ドストエフスキーというと、難しくて、自分などには、読めないだろう・・・と、敬遠している向きには、推理小説として、読むのをお薦めする。
この作品は、推理小説としても、十分鑑賞に堪えうるのだ。
ところで、断っておいたほうがいいと思うのは、この作品方は、決して、さわやかな感動は得られない。
どーんと、でっかい余韻が残ると言った感じの終わり方をする。
”罪と罰”は、これでもかと言った具合に、人の醜さを描き出している。この作品のよさは、人間を捉える、作者の眼力にある。こういう作品にまさに共感する人こそ、一流の人間であると、私は考える。
主人公ラスコーリニコフを、あなたは、どんな人間と捉えることが出来るだろうか?また、そのほかの人物についても、”いい奴、悪い奴”と、捕らえられないだろう。
人間とは、そういうものであると、この小説との出会いをきっかけに、学ばされた記憶がある。
この、物語を通じて、主人公が、何を掴むのか、良く、見守って欲しい。・・・いや、あえて、書いておこう。・・・主人公は、実は、何も掴めないないのだ。彼は、残念ながら、未完成で、歪んだ人格のまま、なのだ。

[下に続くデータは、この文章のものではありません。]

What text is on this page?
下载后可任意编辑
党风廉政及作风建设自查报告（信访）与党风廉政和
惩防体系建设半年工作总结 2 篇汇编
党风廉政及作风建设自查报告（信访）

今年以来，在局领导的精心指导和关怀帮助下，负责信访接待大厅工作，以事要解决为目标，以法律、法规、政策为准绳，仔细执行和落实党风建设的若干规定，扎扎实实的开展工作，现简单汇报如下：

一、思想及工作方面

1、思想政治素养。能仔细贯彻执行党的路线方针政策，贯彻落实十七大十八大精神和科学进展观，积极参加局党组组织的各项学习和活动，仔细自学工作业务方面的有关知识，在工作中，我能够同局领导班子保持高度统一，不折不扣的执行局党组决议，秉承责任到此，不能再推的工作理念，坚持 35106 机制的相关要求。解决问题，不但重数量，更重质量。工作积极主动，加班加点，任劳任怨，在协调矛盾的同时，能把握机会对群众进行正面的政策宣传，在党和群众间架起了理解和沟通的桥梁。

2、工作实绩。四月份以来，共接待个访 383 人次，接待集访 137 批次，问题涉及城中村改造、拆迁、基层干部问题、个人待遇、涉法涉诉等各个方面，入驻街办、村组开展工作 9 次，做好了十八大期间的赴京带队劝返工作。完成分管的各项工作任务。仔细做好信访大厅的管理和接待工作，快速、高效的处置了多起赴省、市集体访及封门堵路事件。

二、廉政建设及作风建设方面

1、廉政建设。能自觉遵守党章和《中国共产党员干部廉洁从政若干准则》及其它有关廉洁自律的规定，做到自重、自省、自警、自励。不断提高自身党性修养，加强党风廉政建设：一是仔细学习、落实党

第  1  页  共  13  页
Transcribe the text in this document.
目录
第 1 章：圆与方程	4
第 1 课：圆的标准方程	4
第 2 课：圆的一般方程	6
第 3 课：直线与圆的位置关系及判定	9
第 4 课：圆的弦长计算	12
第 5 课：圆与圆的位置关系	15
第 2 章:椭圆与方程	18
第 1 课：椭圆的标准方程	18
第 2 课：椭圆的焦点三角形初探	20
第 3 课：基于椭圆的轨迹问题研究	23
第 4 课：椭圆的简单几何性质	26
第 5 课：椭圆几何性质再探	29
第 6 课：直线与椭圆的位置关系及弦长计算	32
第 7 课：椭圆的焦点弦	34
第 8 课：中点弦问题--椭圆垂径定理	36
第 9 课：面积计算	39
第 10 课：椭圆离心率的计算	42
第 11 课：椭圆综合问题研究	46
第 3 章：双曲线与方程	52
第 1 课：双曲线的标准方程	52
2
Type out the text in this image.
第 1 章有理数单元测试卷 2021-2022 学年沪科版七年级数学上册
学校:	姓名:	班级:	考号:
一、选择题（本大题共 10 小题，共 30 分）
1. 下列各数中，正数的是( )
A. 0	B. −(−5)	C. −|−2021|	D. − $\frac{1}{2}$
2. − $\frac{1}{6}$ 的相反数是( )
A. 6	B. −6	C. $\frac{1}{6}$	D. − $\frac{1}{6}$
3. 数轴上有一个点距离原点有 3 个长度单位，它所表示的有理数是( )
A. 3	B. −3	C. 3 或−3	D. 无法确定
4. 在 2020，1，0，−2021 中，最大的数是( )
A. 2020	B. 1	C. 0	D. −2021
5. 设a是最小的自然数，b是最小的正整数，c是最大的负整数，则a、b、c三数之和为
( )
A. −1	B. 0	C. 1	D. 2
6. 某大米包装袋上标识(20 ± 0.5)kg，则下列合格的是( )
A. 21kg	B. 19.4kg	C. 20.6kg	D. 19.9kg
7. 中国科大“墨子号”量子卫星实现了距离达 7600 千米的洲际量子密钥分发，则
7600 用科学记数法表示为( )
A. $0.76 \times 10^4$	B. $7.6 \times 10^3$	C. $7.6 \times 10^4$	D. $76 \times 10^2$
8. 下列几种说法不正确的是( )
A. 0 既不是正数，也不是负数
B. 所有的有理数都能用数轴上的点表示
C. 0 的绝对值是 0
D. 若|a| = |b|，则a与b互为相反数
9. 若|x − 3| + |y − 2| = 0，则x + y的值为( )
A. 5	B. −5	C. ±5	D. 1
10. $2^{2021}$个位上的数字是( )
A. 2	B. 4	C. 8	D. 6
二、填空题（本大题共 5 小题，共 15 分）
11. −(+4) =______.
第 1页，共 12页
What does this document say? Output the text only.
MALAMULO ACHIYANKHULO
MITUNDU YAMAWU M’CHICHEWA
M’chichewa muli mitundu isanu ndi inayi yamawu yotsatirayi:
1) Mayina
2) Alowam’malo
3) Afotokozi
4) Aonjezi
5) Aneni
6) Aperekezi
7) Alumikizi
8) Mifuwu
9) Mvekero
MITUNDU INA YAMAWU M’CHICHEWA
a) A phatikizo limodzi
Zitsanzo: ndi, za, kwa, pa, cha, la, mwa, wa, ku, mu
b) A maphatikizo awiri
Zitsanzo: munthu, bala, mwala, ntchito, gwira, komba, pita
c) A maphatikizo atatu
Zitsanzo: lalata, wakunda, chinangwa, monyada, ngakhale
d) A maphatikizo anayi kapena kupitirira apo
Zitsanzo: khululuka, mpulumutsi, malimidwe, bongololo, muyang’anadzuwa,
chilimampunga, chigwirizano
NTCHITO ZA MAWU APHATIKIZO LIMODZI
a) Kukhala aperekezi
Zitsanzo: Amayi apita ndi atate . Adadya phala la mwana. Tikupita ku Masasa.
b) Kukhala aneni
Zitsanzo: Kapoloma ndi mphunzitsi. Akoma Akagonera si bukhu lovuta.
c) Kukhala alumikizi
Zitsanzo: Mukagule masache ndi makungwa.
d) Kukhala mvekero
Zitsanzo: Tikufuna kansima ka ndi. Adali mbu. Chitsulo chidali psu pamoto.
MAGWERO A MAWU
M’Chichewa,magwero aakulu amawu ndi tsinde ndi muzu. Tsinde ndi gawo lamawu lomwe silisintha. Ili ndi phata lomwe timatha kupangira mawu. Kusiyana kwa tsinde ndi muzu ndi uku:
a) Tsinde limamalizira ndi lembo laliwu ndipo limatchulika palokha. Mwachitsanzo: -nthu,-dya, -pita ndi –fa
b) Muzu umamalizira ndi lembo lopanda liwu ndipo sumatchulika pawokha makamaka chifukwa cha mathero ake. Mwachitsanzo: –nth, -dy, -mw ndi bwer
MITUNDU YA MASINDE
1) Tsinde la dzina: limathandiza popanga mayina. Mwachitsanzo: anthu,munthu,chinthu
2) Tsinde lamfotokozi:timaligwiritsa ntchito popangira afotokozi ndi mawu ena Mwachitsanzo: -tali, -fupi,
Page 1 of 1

この主人公の、成長の、物語は、小説の終わった後から始まるのだ。
そういう意味では、この作品は、未完であるとも言えなくもない。作家が、悩みぬいたうえに、悩んだまま終わった作品である。
だから、ドストエフスキー魂の作品、と私は呼ぶ。
この作品の後、ドストエフスキーの悩みは、次第に解決されていき、”カラマーゾフの兄弟”に、完成を見ることが出来る。